Les deux demoiselles répondirent à cet appel prudent tant pour leur compte qu’au nom de leur père ; et vu l’amitié, elles gratifièrent si libéralement M. Bailey, que celui-ci ne savait comment leur marquer sa reconnaissance. Il fit pourtant de son mieux tout le long de la journée, en donnant à chaque instant de petits coups sur sa poche et en se livrant à d’autres exercices de pantomime comique.
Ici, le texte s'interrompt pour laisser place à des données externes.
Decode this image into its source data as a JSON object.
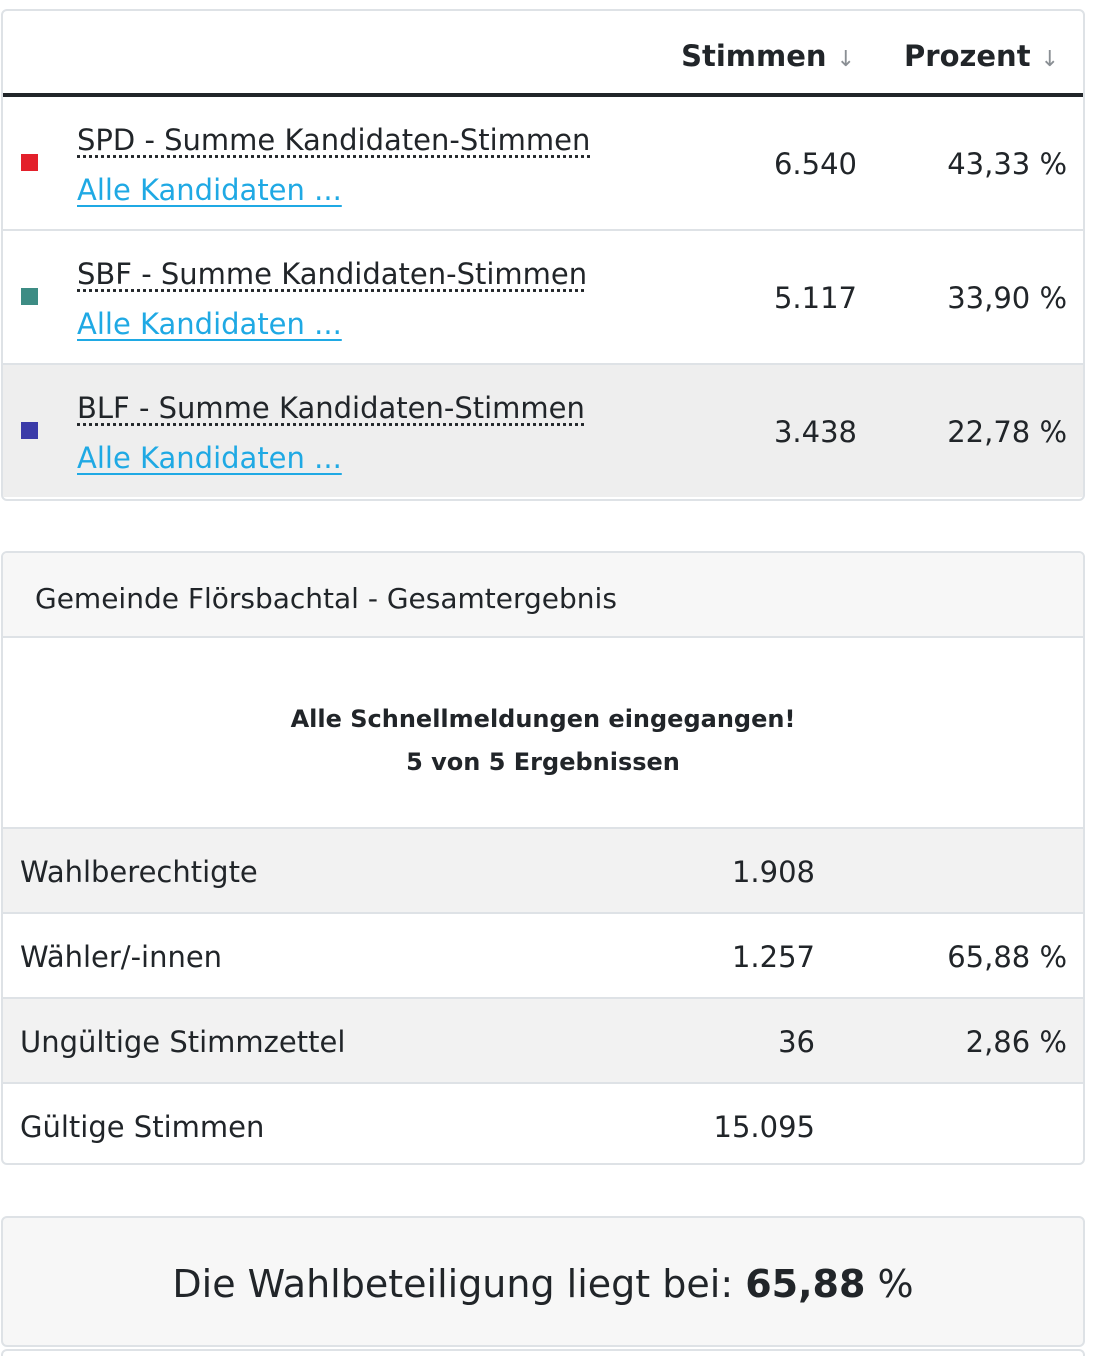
{
  "results_table": {
    "columns": {
      "votes": "Stimmen",
      "percent": "Prozent",
      "sort_glyph": "↓"
    },
    "rows": [
      {
        "name": "SPD - Summe Kandidaten-Stimmen",
        "link": "Alle Kandidaten ...",
        "votes": "6.540",
        "percent": "43,33 %",
        "color": "#e3202b"
      },
      {
        "name": "SBF - Summe Kandidaten-Stimmen",
        "link": "Alle Kandidaten ...",
        "votes": "5.117",
        "percent": "33,90 %",
        "color": "#3d8c84"
      },
      {
        "name": "BLF - Summe Kandidaten-Stimmen",
        "link": "Alle Kandidaten ...",
        "votes": "3.438",
        "percent": "22,78 %",
        "color": "#3a3aa8"
      }
    ]
  },
  "summary": {
    "title": "Gemeinde Flörsbachtal - Gesamtergebnis",
    "status_line1": "Alle Schnellmeldungen eingegangen!",
    "status_line2": "5 von 5 Ergebnissen",
    "stats": [
      {
        "label": "Wahlberechtigte",
        "value": "1.908",
        "percent": ""
      },
      {
        "label": "Wähler/-innen",
        "value": "1.257",
        "percent": "65,88 %"
      },
      {
        "label": "Ungültige Stimmzettel",
        "value": "36",
        "percent": "2,86 %"
      },
      {
        "label": "Gültige Stimmen",
        "value": "15.095",
        "percent": ""
      }
    ]
  },
  "turnout": {
    "prefix": "Die Wahlbeteiligung liegt bei: ",
    "value": "65,88",
    "suffix": " %"
  }
}
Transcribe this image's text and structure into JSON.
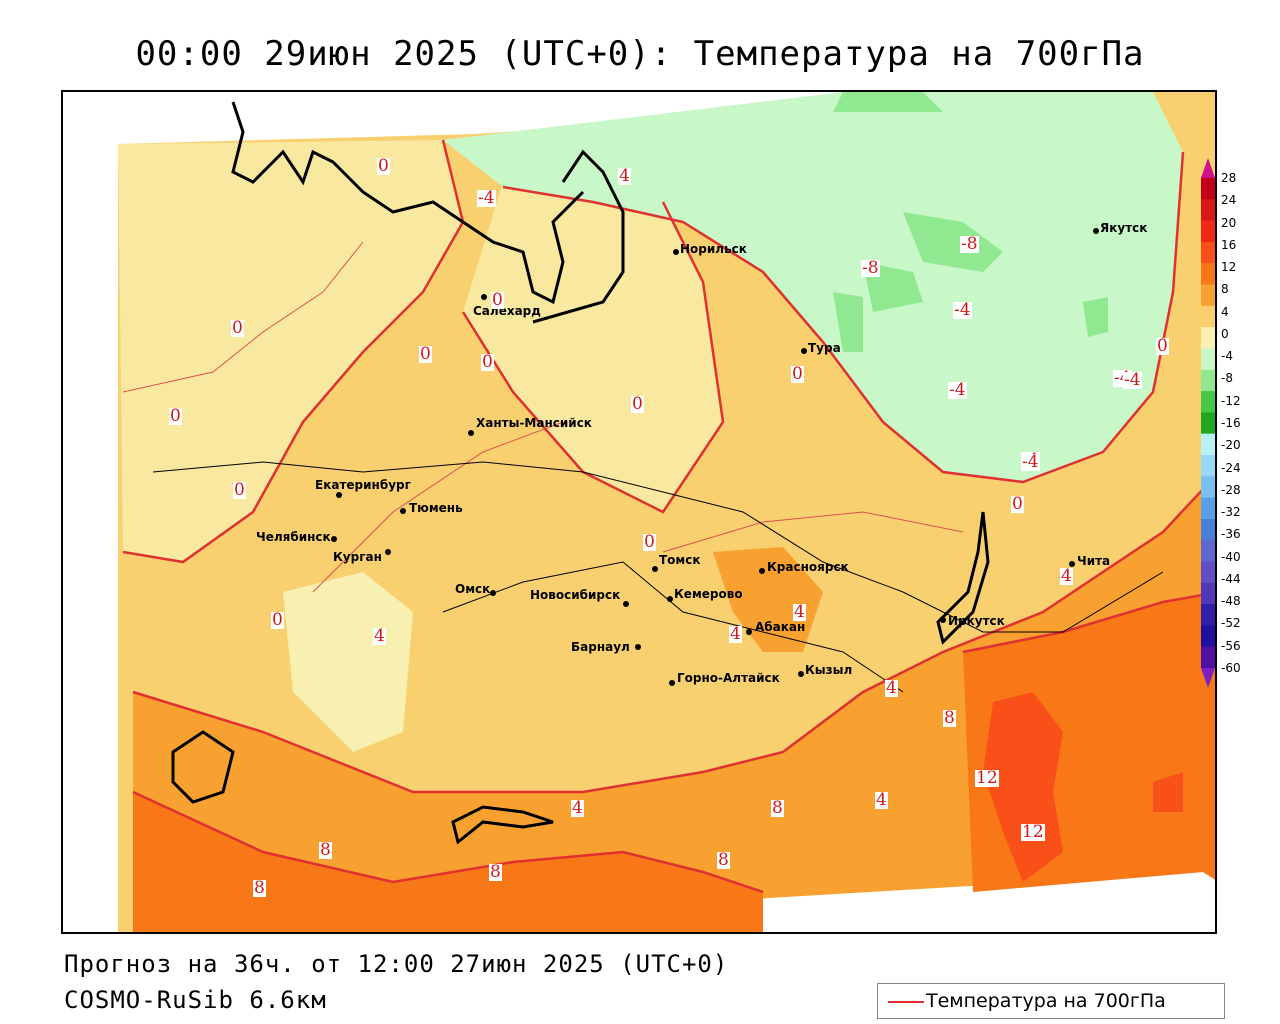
{
  "title": "00:00 29июн 2025 (UTC+0): Температура на 700гПа",
  "footer": {
    "forecast": "Прогноз на 36ч. от 12:00 27июн 2025 (UTC+0)",
    "model": "COSMO-RuSib 6.6км"
  },
  "legend": {
    "line_label": "Температура на 700гПа",
    "line_color": "#e03030"
  },
  "colorbar": {
    "labels": [
      "28",
      "24",
      "20",
      "16",
      "12",
      "8",
      "4",
      "0",
      "-4",
      "-8",
      "-12",
      "-16",
      "-20",
      "-24",
      "-28",
      "-32",
      "-36",
      "-40",
      "-44",
      "-48",
      "-52",
      "-56",
      "-60"
    ],
    "colors": [
      "#c00018",
      "#d81818",
      "#f02818",
      "#f85018",
      "#f87818",
      "#f8a030",
      "#f8d070",
      "#f8f0b0",
      "#c8f8c8",
      "#90e890",
      "#48c848",
      "#20a820",
      "#b8f0f8",
      "#98d8f8",
      "#78c0f0",
      "#58a0e8",
      "#4880d8",
      "#6068d0",
      "#6050c8",
      "#5038b8",
      "#3020a8",
      "#2010a0",
      "#5010a0"
    ]
  },
  "cities": [
    {
      "name": "Норильск"
    },
    {
      "name": "Якутск"
    },
    {
      "name": "Салехард"
    },
    {
      "name": "Тура"
    },
    {
      "name": "Ханты-Мансийск"
    },
    {
      "name": "Екатеринбург"
    },
    {
      "name": "Тюмень"
    },
    {
      "name": "Челябинск"
    },
    {
      "name": "Курган"
    },
    {
      "name": "Омск"
    },
    {
      "name": "Новосибирск"
    },
    {
      "name": "Томск"
    },
    {
      "name": "Кемерово"
    },
    {
      "name": "Красноярск"
    },
    {
      "name": "Барнаул"
    },
    {
      "name": "Абакан"
    },
    {
      "name": "Горно-Алтайск"
    },
    {
      "name": "Кызыл"
    },
    {
      "name": "Иркутск"
    },
    {
      "name": "Чита"
    }
  ],
  "contour_labels": [
    "0",
    "-4",
    "4",
    "-8",
    "-4",
    "-8",
    "-4",
    "-4",
    "-4",
    "0",
    "-4",
    "0",
    "0",
    "0",
    "0",
    "0",
    "0",
    "0",
    "0",
    "0",
    "0",
    "4",
    "4",
    "4",
    "4",
    "4",
    "8",
    "4",
    "4",
    "8",
    "8",
    "8",
    "8",
    "12",
    "12",
    "8",
    "-4",
    "0"
  ]
}
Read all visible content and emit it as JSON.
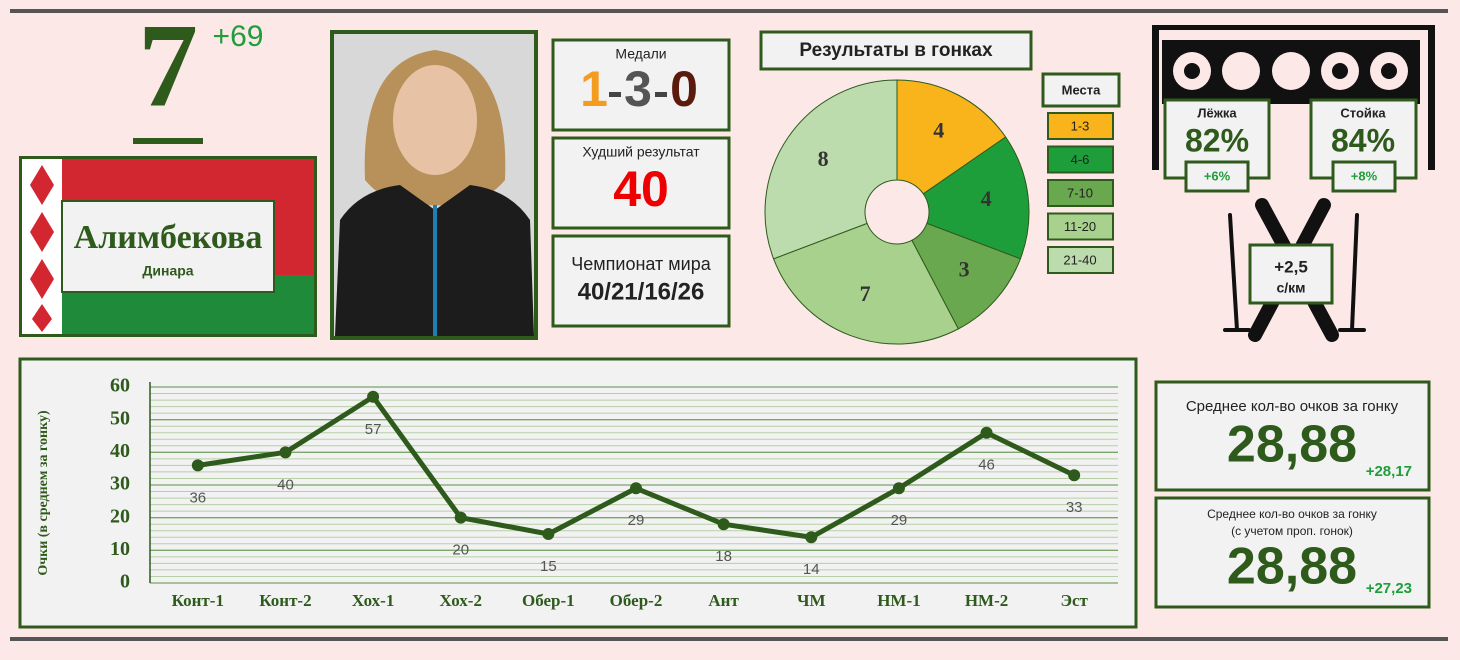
{
  "rank": {
    "place": 7,
    "change": "+69"
  },
  "athlete": {
    "last_name": "Алимбекова",
    "first_name": "Динара"
  },
  "medals": {
    "label": "Медали",
    "gold": 1,
    "silver": 3,
    "bronze": 0
  },
  "worst_result": {
    "label": "Худший результат",
    "value": 40
  },
  "world_championship": {
    "label": "Чемпионат мира",
    "value": "40/21/16/26"
  },
  "shooting": {
    "prone": {
      "label": "Лёжка",
      "accuracy": "82%",
      "change": "+6%"
    },
    "standing": {
      "label": "Стойка",
      "accuracy": "84%",
      "change": "+8%"
    }
  },
  "ski_speed": {
    "value": "+2,5",
    "unit": "с/км"
  },
  "average_points": [
    {
      "label_lines": [
        "Среднее кол-во очков за гонку"
      ],
      "value": "28,88",
      "change": "+28,17"
    },
    {
      "label_lines": [
        "Среднее кол-во очков за гонку",
        "(с учетом проп. гонок)"
      ],
      "value": "28,88",
      "change": "+27,23"
    }
  ],
  "chart_data": [
    {
      "type": "pie",
      "title": "Результаты в гонках",
      "legend_title": "Места",
      "categories": [
        "1-3",
        "4-6",
        "7-10",
        "11-20",
        "21-40"
      ],
      "values": [
        4,
        4,
        3,
        7,
        8
      ],
      "colors": [
        "#f8b41a",
        "#1e9e3a",
        "#6aa84f",
        "#a9d18e",
        "#bcdcae"
      ]
    },
    {
      "type": "line",
      "y_label": "Очки (в среднем за гонку)",
      "categories": [
        "Конт-1",
        "Конт-2",
        "Хох-1",
        "Хох-2",
        "Обер-1",
        "Обер-2",
        "Ант",
        "ЧМ",
        "НМ-1",
        "НМ-2",
        "Эст"
      ],
      "series": [
        {
          "values": [
            36,
            40,
            57,
            20,
            15,
            29,
            18,
            14,
            29,
            46,
            33
          ],
          "color": "#2e5a1c"
        }
      ],
      "ylim": [
        0,
        60
      ],
      "yticks": [
        0,
        10,
        20,
        30,
        40,
        50,
        60
      ],
      "grid": true
    }
  ]
}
Il ne se borna point à ces démonstrations : car, outre qu’il écrasa un carton qui contenait un chapeau, il fit de fortes avaries au bagage de M. Pecksniff en le traînant avec trop de zèle du haut en bas de la maison. En un mot, il ne savait comment témoigner sa vive gratitude des marques de bienveillance qu’il avait reçues de ce gentleman et de sa famille.

M. Pecksniff et M. Jinkins revinrent dîner bras dessus bras dessous. Ce dernier s’était à dessein ménagé un demi-congé, prenant ainsi un avantage immense sur le plus jeune gentleman et les autres dont, par malheur pour eux, le temps était confisqué jusqu’au soir. M. Pecksniff paya le vin ; le repas fut très-gai, bien qu’on y gémît sur la nécessité de se séparer. Tandis que les convives étaient le plus en train de goûter ces douceurs de l’intimité, on annonça la visite du vieil Anthony et de son fils, à la grande surprise de M. Pecksniff et au grand déplaisir de Jinkins.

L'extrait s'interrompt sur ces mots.